Book Brahmin: Thomas Cobb

photo: Eugene St. Pierre

Thomas Cobb is the author of the novel Crazy Heart, which was made into the 2008 Academy Award-winning movie of the same name. He's also the author of the Western Writers Spur Award-winning novel Shavetail, the George Garrett Award-winning story collection Acts of Contrition and the historical novel With Blood in Their Eyes. Cobb owned and operated Sixth Street Books in Tucson, Ariz., from 1977 to 1982; prior to that he worked as a ditch digger, warehouseman and carnival roustabout. He taught at Eastern Arizona College and at the Arizona State Prison in Florence, and directed the creative writing and literature at Rhode Island College for many years. Cobb lives with his wife in Rhode Island. His new novel is Darkness the Color of Snow (Morrow, August 18, 2015).

On your nightstand now:

A God in Ruins by Kate Atkinson. I introduced myself to Atkinson's work reading Life After Life. This is something of a sequel to that book. Atkinson is a rare writer who can pull off some impressive fireworks without disrupting her narrative. There's less trickery here than in Life After Life, and what's here is used to great effect. She's very good and she keeps honing her craft.

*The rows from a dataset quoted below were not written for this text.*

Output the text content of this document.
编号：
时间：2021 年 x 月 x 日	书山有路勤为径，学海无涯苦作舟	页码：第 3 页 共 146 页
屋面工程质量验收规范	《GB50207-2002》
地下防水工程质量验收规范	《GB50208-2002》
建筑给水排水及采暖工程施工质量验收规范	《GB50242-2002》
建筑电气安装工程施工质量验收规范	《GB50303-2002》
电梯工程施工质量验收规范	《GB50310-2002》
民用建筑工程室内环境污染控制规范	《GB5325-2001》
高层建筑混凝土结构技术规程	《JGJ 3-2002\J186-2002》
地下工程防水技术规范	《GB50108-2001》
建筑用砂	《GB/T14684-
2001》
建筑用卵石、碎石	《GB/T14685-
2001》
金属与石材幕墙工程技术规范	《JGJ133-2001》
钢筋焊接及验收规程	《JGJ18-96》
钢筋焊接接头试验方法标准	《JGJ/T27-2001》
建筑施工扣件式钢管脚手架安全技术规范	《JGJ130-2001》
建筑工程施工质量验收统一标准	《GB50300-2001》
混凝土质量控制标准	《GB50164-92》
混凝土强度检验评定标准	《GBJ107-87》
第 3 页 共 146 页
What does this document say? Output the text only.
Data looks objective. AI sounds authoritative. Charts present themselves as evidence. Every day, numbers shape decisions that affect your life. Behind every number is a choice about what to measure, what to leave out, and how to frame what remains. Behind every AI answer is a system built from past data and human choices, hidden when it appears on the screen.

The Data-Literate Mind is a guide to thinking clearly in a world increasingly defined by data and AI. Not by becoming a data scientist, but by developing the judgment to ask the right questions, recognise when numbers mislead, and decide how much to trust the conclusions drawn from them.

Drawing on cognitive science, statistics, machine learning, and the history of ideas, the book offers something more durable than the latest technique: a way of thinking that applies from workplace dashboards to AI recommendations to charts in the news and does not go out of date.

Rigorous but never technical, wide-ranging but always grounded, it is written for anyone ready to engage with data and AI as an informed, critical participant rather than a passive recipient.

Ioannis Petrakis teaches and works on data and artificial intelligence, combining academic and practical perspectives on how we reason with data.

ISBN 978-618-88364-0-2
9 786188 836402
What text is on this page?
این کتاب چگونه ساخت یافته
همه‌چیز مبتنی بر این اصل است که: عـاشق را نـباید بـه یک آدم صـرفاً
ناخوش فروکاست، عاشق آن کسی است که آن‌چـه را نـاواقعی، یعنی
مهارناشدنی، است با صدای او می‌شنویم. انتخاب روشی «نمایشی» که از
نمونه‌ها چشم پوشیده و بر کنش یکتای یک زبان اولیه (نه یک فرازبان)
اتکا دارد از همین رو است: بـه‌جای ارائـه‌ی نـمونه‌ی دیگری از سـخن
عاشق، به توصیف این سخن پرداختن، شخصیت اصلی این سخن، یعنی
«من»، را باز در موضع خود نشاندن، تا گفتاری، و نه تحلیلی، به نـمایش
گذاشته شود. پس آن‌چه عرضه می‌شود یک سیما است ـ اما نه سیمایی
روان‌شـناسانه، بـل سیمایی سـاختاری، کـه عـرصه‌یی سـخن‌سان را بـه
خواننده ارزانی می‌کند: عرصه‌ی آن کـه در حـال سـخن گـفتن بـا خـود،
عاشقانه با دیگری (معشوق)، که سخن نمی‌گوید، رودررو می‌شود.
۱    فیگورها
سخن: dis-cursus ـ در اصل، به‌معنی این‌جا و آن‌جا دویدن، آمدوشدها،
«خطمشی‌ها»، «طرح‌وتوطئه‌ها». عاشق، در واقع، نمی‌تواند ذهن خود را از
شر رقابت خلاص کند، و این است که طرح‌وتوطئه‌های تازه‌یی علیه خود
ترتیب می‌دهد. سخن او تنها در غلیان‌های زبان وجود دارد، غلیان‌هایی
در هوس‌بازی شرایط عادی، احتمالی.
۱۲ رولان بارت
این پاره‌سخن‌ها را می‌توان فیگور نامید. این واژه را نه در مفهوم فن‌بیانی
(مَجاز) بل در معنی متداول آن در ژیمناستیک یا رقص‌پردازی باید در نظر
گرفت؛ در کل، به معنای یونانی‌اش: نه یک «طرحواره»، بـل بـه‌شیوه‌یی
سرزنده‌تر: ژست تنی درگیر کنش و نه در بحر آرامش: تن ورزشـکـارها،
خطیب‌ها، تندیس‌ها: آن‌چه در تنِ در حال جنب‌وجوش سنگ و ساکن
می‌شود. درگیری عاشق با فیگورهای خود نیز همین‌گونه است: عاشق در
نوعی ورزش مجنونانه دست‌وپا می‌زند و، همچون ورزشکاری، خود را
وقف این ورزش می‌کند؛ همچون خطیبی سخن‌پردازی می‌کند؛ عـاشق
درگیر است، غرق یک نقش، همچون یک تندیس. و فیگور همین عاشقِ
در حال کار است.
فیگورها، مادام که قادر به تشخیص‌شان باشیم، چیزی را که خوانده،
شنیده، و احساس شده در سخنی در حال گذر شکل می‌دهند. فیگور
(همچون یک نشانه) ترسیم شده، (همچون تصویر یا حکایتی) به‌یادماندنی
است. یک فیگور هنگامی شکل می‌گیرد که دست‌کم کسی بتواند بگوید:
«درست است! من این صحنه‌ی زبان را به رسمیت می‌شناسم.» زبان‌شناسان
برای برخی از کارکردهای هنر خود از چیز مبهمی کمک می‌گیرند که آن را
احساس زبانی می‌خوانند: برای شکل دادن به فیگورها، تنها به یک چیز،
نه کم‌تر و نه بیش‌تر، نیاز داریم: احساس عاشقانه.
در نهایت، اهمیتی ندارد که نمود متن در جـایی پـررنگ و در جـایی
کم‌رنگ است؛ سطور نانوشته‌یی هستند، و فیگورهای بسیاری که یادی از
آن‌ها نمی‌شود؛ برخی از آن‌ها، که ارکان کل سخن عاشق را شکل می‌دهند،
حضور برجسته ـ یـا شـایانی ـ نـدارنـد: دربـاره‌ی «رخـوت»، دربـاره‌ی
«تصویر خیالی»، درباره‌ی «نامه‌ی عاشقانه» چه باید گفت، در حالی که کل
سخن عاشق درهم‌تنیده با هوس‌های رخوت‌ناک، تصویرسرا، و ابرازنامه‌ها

Favorite book when you were a child:

Uncle Wiggily and Baby Bunty by Howard R. Garis. This is actually the only one I really remember from childhood, and I still have it. In sixth grade, I read Don Quixote by Miguel de Cervantes, and that fairly knocked me out. In my teenage years, I was a big fan of a guy named Henry Gregor Felsen, who wrote cautionary novels about hot rods.

Your top five authors:

Vladimir Nabokov, Gabriel García Márquez, Flannery O'Connor, Alice Munro, Frederick Busch. These are all pretty contemporary, though Alice Munro is the only one still living. These are people whose writing drew me in immediately and never let me down or let me go.

Book you've faked reading:

The Last of the Mohicans by James Fenimore Cooper. This may have been the last book I faked reading. It was in graduate school, and I hated the book from the first page to the 20th, where I quit reading. I think Mark Twain's essay "Fenimore Cooper's Literary Offences" had already primed me to despise Cooper, though I'm pretty sure I could have gotten there on my own.

Book you're an evangelist for:

The Night Inspector by Frederick Busch. Busch was a wonderful writer who deserves to be read far more than he is. This is not necessarily Busch's best, but it's a great read that can lead readers to the treasure trove he left behind when he died so unexpectedly. If I could write like anyone other than myself, I would chose Frederick Busch.

Book you've bought for the cover:

Unspeakable Practices, Unnatural Acts by Donald Barthelme. I bought this in paperback at the University of Arizona Bookstore in 1968. The cover and title were so hip and so sly that I had to have the book. I devoured it. Later, Donald Barthelme would be my dissertation director at the University of Houston, and we played in the same terrible rock band. He is possibly the smartest man I've ever known.

Book that changed your life:

The Centaur by John Updike. I read this book in high school, and I don't remember where I got it or why. But this novel was my first piece of real, contemporary literary fiction. I had never read anything like it, and I mark this as the beginning of my career in writing fiction.

Favorite line from a book:

"Just once, I'd like to shoot an educated man." From Lonesome Dove by Larry McMurtry. Every year of the 30-some odd years I spent in academia this line became more relatable and important to me.

Which character you most relate to:

Myself. The fine western writer Johnny D. Boggs, on a bet, used me as a character in his Civil War novel Wreaths of Glory. It's an odd thing to read yourself as a character in someone else's work, and I worked hard to identify myself with the character--a fierce fighter alongside William Quantrill (which seems to capture me pretty well), who gets killed early on (I had to disassociate myself in a hurry).

Book you most want to read again for the first time:

Lolita by Vladimir Nabokov. I've read it more times than any other book, probably approaching a dozen times. Each reading seems to open the novel a little more, like a flower just blooming. I admire Nabokov's ability to build worlds out of words, drawing us in while always reminding us that he is playing word games. It's miraculous.

What author you will never read again:

Henry James. I was forced to read several Henry James novels in college. I hated them all, and I rarely pass up an opportunity to insult James.